Now, each time the DMA accesses the bus, yes, there might be a dispute between CPU and DMA. The CPU may even be forced to wait for the DMA to finish up. But waiting for the DMA to finish is much much shorter than locking the CPU in to servicing the ADC. If the CPU core clock is 2x Bus clock, then the CPU might waste a few core cycles waiting for the DMA to finish. This means that your effective execution time of the transfer is between 1000 (assuming CPU never waits)and 9000 cycles. Still WAY better than the 100,000 cycles.
The LPC1768 datasheet I found has the following quotes (emphasis mine):
Eight channel General Purpose DMA controller (GPDMA) on the AHB multilayer matrix that can be used with SSP, I2S-bus, UART, Analog-to-Digital and Digital-to-Analog converter peripherals, timer match signals, and for memory-to-memory transfers.
Split APB bus allows high throughput with few stalls between the CPU and DMA
The block diagram on page 6 shows SRAM with multiple channels between the AHB matrix and the following quote backs this up:
The LPC17xx contain a total of 64 kB on-chip static RAM memory. This includes the main 32 kB SRAM, accessible by the CPU and DMA controller on a higher-speed bus, and two additional 16 kB each SRAM blocks situated on a separate slave port on the AHB multilayer matrix. This architecture allows CPU and DMA accesses to be spread over three separate RAMs that can be accessed simultaneously
And this is reinforced by the following quote:
The GPDMA enables peripheral-to-memory, memory-to-peripheral, peripheral-to-peripheral, and memory-to-memory transactions.
Therefore you could stream data to your DAC from one of the separate SRAM blocks or from a different peripheral, whilst using the main SRAM for other functions.
This kind of peripheral-peripheral DMA is common in smaller parts where the memory interface is quite simple (compared to say a modern Intel processor).

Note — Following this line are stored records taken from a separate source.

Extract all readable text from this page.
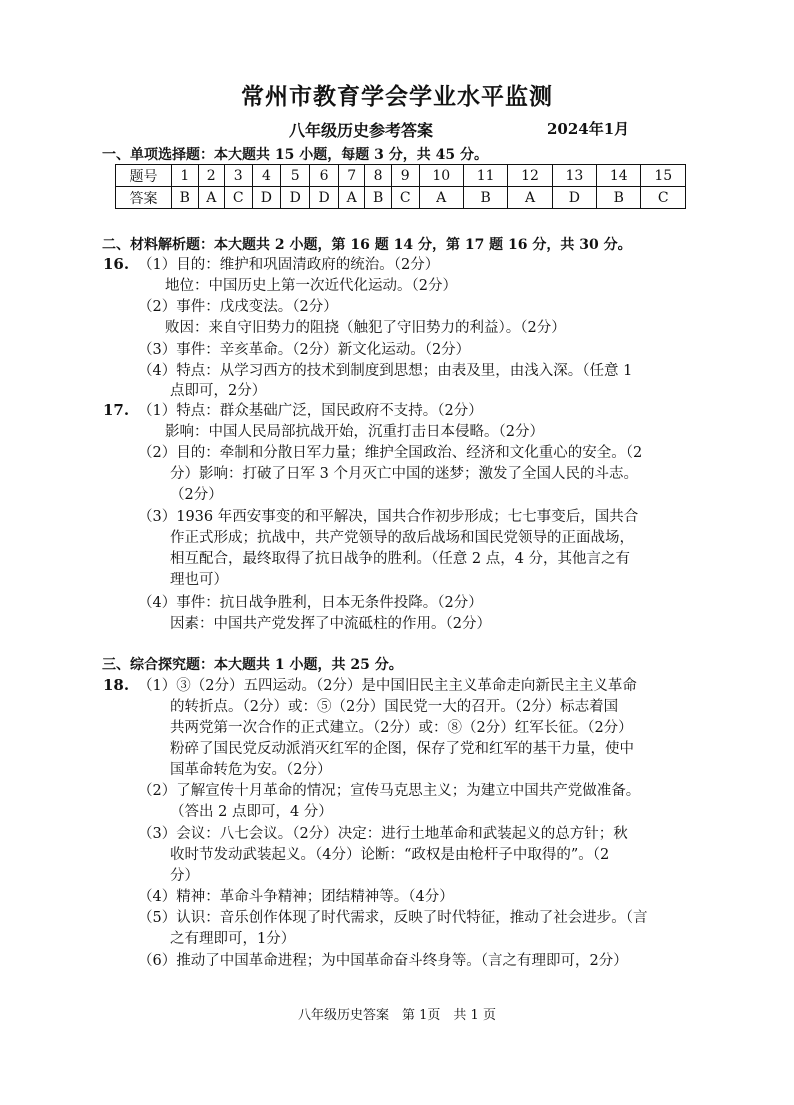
常州市教育学会学业水平监测
八年级历史参考答案	2024年1月
一、单项选择题：本大题共 15 小题，每题 3 分，共 45 分。
题号	1	2	3	4	5	6	7	8	9	10	11	12	13	14	15
答案	B	A	C	D	D	D	A	B	C	A	B	A	D	B	C
二、材料解析题：本大题共 2 小题，第 16 题 14 分，第 17 题 16 分，共 30 分。
16. （1）目的：维护和巩固清政府的统治。（2分）
地位：中国历史上第一次近代化运动。（2分）
（2）事件：戊戌变法。（2分）
败因：来自守旧势力的阻挠（触犯了守旧势力的利益）。（2分）
（3）事件：辛亥革命。（2分）新文化运动。（2分）
（4）特点：从学习西方的技术到制度到思想；由表及里，由浅入深。（任意 1
点即可，2分）
17. （1）特点：群众基础广泛，国民政府不支持。（2分）
影响：中国人民局部抗战开始，沉重打击日本侵略。（2分）
（2）目的：牵制和分散日军力量；维护全国政治、经济和文化重心的安全。（2
分）影响：打破了日军 3 个月灭亡中国的迷梦；激发了全国人民的斗志。
（2分）
（3）1936 年西安事变的和平解决，国共合作初步形成；七七事变后，国共合
作正式形成；抗战中，共产党领导的敌后战场和国民党领导的正面战场，
相互配合，最终取得了抗日战争的胜利。（任意 2 点，4 分，其他言之有
理也可）
（4）事件：抗日战争胜利，日本无条件投降。（2分）
因素：中国共产党发挥了中流砥柱的作用。（2分）
三、综合探究题：本大题共 1 小题，共 25 分。
18. （1）③（2分）五四运动。（2分）是中国旧民主主义革命走向新民主主义革命
的转折点。（2分）或：⑤（2分）国民党一大的召开。（2分）标志着国
共两党第一次合作的正式建立。（2分）或：⑧（2分）红军长征。（2分）
粉碎了国民党反动派消灭红军的企图，保存了党和红军的基干力量，使中
国革命转危为安。（2分）
（2）了解宣传十月革命的情况；宣传马克思主义；为建立中国共产党做准备。
（答出 2 点即可，4 分）
（3）会议：八七会议。（2分）决定：进行土地革命和武装起义的总方针；秋
收时节发动武装起义。（4分）论断：“政权是由枪杆子中取得的”。（2
分）
（4）精神：革命斗争精神；团结精神等。（4分）
（5）认识：音乐创作体现了时代需求，反映了时代特征，推动了社会进步。（言
之有理即可，1分）
（6）推动了中国革命进程；为中国革命奋斗终身等。（言之有理即可，2分）
八年级历史答案　第 1页　共 1 页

If on a given cycle the processor and a DMA controller would need to access the same bus, one or the other would have to wait. Many systems, however, contain multiple areas of memory with separate buses along with a bus "bridge" that will allow the CPU to access one memory while the DMA controller accesses another.
Further, many CPUs may not need to access a memory device on every cycle. If a CPU would normally only need to access memory on two out of three cycles, a low-priority DMA device may be able to exploit cycles when the memory bus would otherwise be idle.
Even in cases where every DMA cycle would cause the CPU to be stalled for a cycle, however, DMA may still be very helpful if data arrives at a rate which is slow enough that the CPU should be able to do other things between incoming data items, but fast enough that the per-item overhead needs to be minimized. If an SPI port was feeding data to a device at a rate of one byte every 16 CPU cycles, for example, interrupting the CPU for each transfer would likely cause it to spend almost all its time entering and returning from the interrupt service routine and none doing any actual work. Using DMA, however, the overhead could be reduced to 13% even if each DMA transfer caused the CPU to stall for two cycles.
Finally, some CPUs allow DMA to be performed while the CPU is asleep. Using an interrupt-based transfer would require that the system wake up completely for each unit of data transferred. Using DMA, however, it may be possible for the sleep controller to feed the memory controller a couple of clocks every time a byte comes in but let everything else stay asleep, thus reducing power consumption.